12 July 2009

The test match format is a stupid anachronism

Right, here's Hal Berstram getting back to what was once his primary assignment - the sports desk - with probably the only post I'll ever make about cricket.

The first test in the 2009 Ashes series - in Cardiff - has just finished. The result was a draw.

An exciting ending, with Monty Panesar and James Anderson hanging on until the end of the day with England on 9 wickets down...

...but also a travesty. Because Australia were much better than England and deserved to win.

So why didn't they win? The bleeding weather.

Any fool can draw a game where a substantial proportion of the playing time is lost to bad weather. It's absolutely ludicrous that test cricket was designed so that the unpredictabilities of the British weather played a key role in the process.

You might as well say that if the rain comes down at Wimbledon, the championship is "drawn" for that year - don't bother to reschedule the lost playing time, just give up on the whole thing. Or if a football match gets postponed due to bad weather in the Premiership - just draw it and give the teams one point each.

Sounds ludicrous - and it is. But this happens every year in test cricket.

I don't particularly like cricket anyway, but at least the one-day game gives a result (even if play has to be abandoned due to rain, they have a nifty thing called the Duckworth-Lewis method - sounds a bit like a dodgy form of contraception, but is in fact an algorithm designed to impute the winners from a partially completed match. Clever stuff.)

It would actually be fairly simple to change the test match format to guarantee a result; either play as many extra days as necessary until both sides have completed 2 innings (or, often more likely in England's case, they've gone down to an innings defeat) or play the bloody game under a stadium where they can close the roof if it rains. Given the crappy British weather you'd have thought someone would have sussed this out.

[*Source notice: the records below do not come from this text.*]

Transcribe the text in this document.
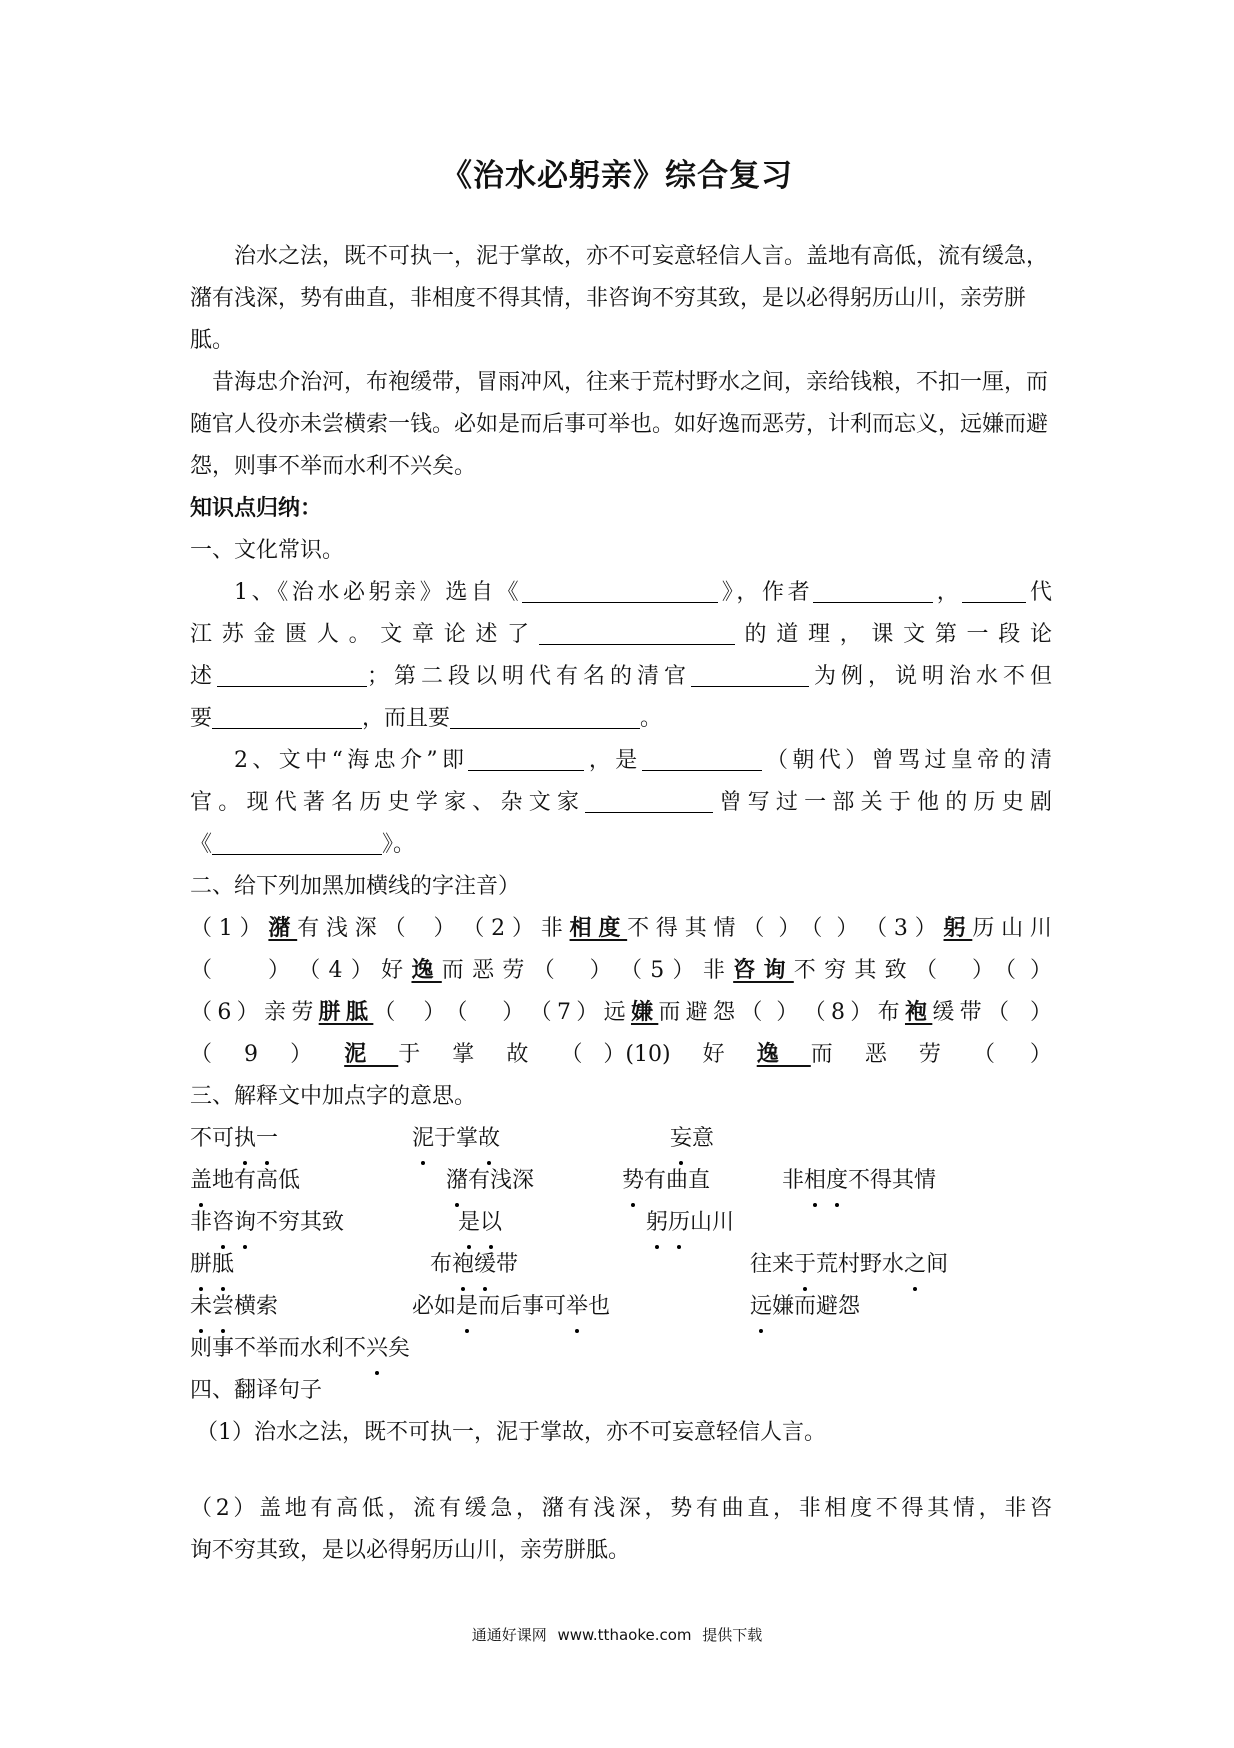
《治水必躬亲》综合复习

治水之法，既不可执一，泥于掌故，亦不可妄意轻信人言。盖地有高低，流有缓急，潴有浅深，势有曲直，非相度不得其情，非咨询不穷其致，是以必得躬历山川，亲劳胼胝。

昔海忠介治河，布袍缓带，冒雨冲风，往来于荒村野水之间，亲给钱粮，不扣一厘，而随官人役亦未尝横索一钱。必如是而后事可举也。如好逸而恶劳，计利而忘义，远嫌而避怨，则事不举而水利不兴矣。

知识点归纳：

一、文化常识。

1、《治水必躬亲》选自《	》，作者	，	代

江苏金匮人。文章论述了	的道理，课文第一段论

述	；第二段以明代有名的清官	为例，说明治水不但

要	，而且要	。

2、文中“海忠介”即	，是	（朝代）曾骂过皇帝的清

官。现代著名历史学家、杂文家	曾写过一部关于他的历史剧

《	》。

二、给下列加黑加横线的字注音）

（1）潴有浅深（    ）（2）非相度不得其情（  ）（  ）（3）躬历山川

（        ）（4）好逸而恶劳（     ）（5）非咨询不穷其致（     ）（  ）

（6）亲劳胼胝（    ）（     ）（7）远嫌而避怨（  ）（8）布袍缓带（   ）

（9）泥于掌故（   ）(10)好逸而恶劳（     ）

三、解释文中加点字的意思。

不可执一	泥于掌故	妄意
盖地有高低	潴有浅深	势有曲直	非相度不得其情
非咨询不穷其致	是以	躬历山川
胼胝	布袍缓带	往来于荒村野水之间
未尝横索	必如是而后事可举也	远嫌而避怨
则事不举而水利不兴矣

四、翻译句子

（1）治水之法，既不可执一，泥于掌故，亦不可妄意轻信人言。

（2）盖地有高低，流有缓急，潴有浅深，势有曲直，非相度不得其情，非咨

询不穷其致，是以必得躬历山川，亲劳胼胝。

通通好课网 www.tthaoke.com 提供下载
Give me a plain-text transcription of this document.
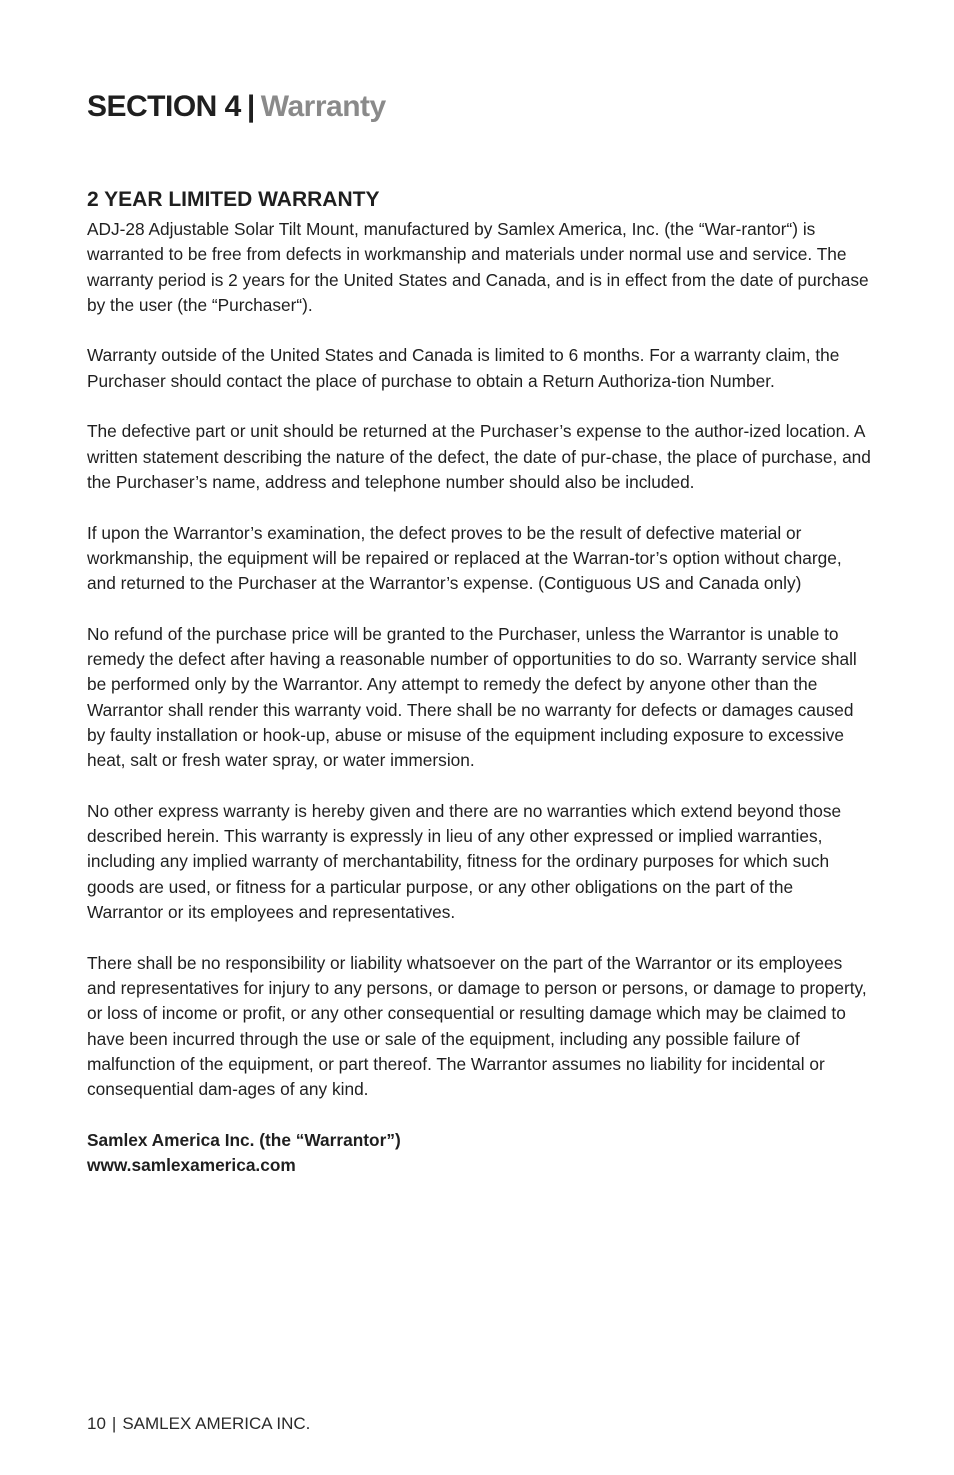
SECTION 4 | Warranty
2 YEAR LIMITED WARRANTY

ADJ-28 Adjustable Solar Tilt Mount, manufactured by Samlex America, Inc. (the “War-rantor“) is warranted to be free from defects in workmanship and materials under normal use and service. The warranty period is 2 years for the United States and Canada, and is in effect from the date of purchase by the user (the “Purchaser“).

Warranty outside of the United States and Canada is limited to 6 months. For a warranty claim, the Purchaser should contact the place of purchase to obtain a Return Authoriza-tion Number.

The defective part or unit should be returned at the Purchaser’s expense to the author-ized location. A written statement describing the nature of the defect, the date of pur-chase, the place of purchase, and the Purchaser’s name, address and telephone number should also be included.

If upon the Warrantor’s examination, the defect proves to be the result of defective material or workmanship, the equipment will be repaired or replaced at the Warran-tor’s option without charge, and returned to the Purchaser at the Warrantor’s expense. (Contiguous US and Canada only)

No refund of the purchase price will be granted to the Purchaser, unless the Warrantor is unable to remedy the defect after having a reasonable number of opportunities to do so. Warranty service shall be performed only by the Warrantor. Any attempt to remedy the defect by anyone other than the Warrantor shall render this warranty void. There shall be no warranty for defects or damages caused by faulty installation or hook-up, abuse or misuse of the equipment including exposure to excessive heat, salt or fresh water spray, or water immersion.

No other express warranty is hereby given and there are no warranties which extend beyond those described herein. This warranty is expressly in lieu of any other expressed or implied warranties, including any implied warranty of merchantability, fitness for the ordinary purposes for which such goods are used, or fitness for a particular purpose, or any other obligations on the part of the Warrantor or its employees and representatives.

There shall be no responsibility or liability whatsoever on the part of the Warrantor or its employees and representatives for injury to any persons, or damage to person or persons, or damage to property, or loss of income or profit, or any other consequential or resulting damage which may be claimed to have been incurred through the use or sale of the equipment, including any possible failure of malfunction of the equipment, or part thereof. The Warrantor assumes no liability for incidental or consequential dam-ages of any kind.

Samlex America Inc. (the “Warrantor”)

www.samlexamerica.com

10 | SAMLEX AMERICA INC.
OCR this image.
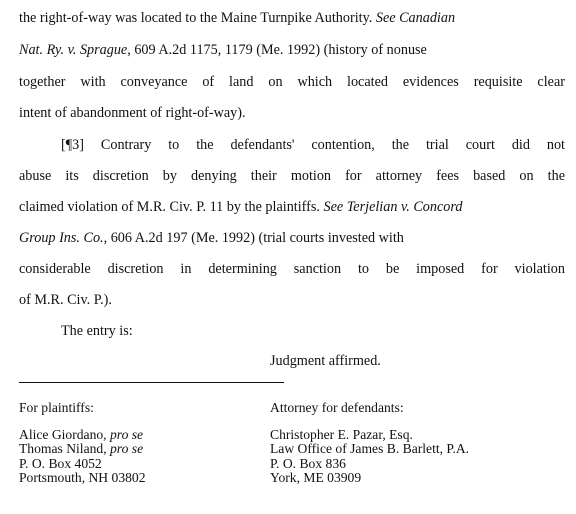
the right-of-way was located to the Maine Turnpike Authority. See Canadian
Nat. Ry. v. Sprague, 609 A.2d 1175, 1179 (Me. 1992) (history of nonuse
together with conveyance of land on which located evidences requisite clear
intent of abandonment of right-of-way).
[¶3] Contrary to the defendants' contention, the trial court did not
abuse its discretion by denying their motion for attorney fees based on the
claimed violation of M.R. Civ. P. 11 by the plaintiffs. See Terjelian v. Concord
Group Ins. Co., 606 A.2d 197 (Me. 1992) (trial courts invested with
considerable discretion in determining sanction to be imposed for violation
of M.R. Civ. P.).
The entry is:
Judgment affirmed.
For plaintiffs:
Alice Giordano, pro se
Thomas Niland, pro se
P. O. Box 4052
Portsmouth, NH 03802
Attorney for defendants:
Christopher E. Pazar, Esq.
Law Office of James B. Barlett, P.A.
P. O. Box 836
York, ME 03909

But of course cricket, like most sports in this country, is run by morons, and so the idiocy persists. Please someone knock me out with the cricket ball until it's all over. ZZZZZZ....


Chris Brooke said...

Sure, there are Test Matches ruined by the weather - but this wasn't one of them. Australia lost because they batted for a ridiculously long time on Saturday, moving on at 3-4 runs per over. They knew what the forecast was (and, in the end, the match was *less* disrupted by rain than a lot of people expected it to be), and by giving themselves fewer than four sessions to get England out in the second innings, they were making a huge gamble that the English batsmen would be incompetent all the way down the line-up (rather than just the top four, as actually happened).

red two said...

i don't care

giroscoper said...

Don't worry - as indicated in the post, this will probably be a one-off - this sure as hell ain't no cricket blog.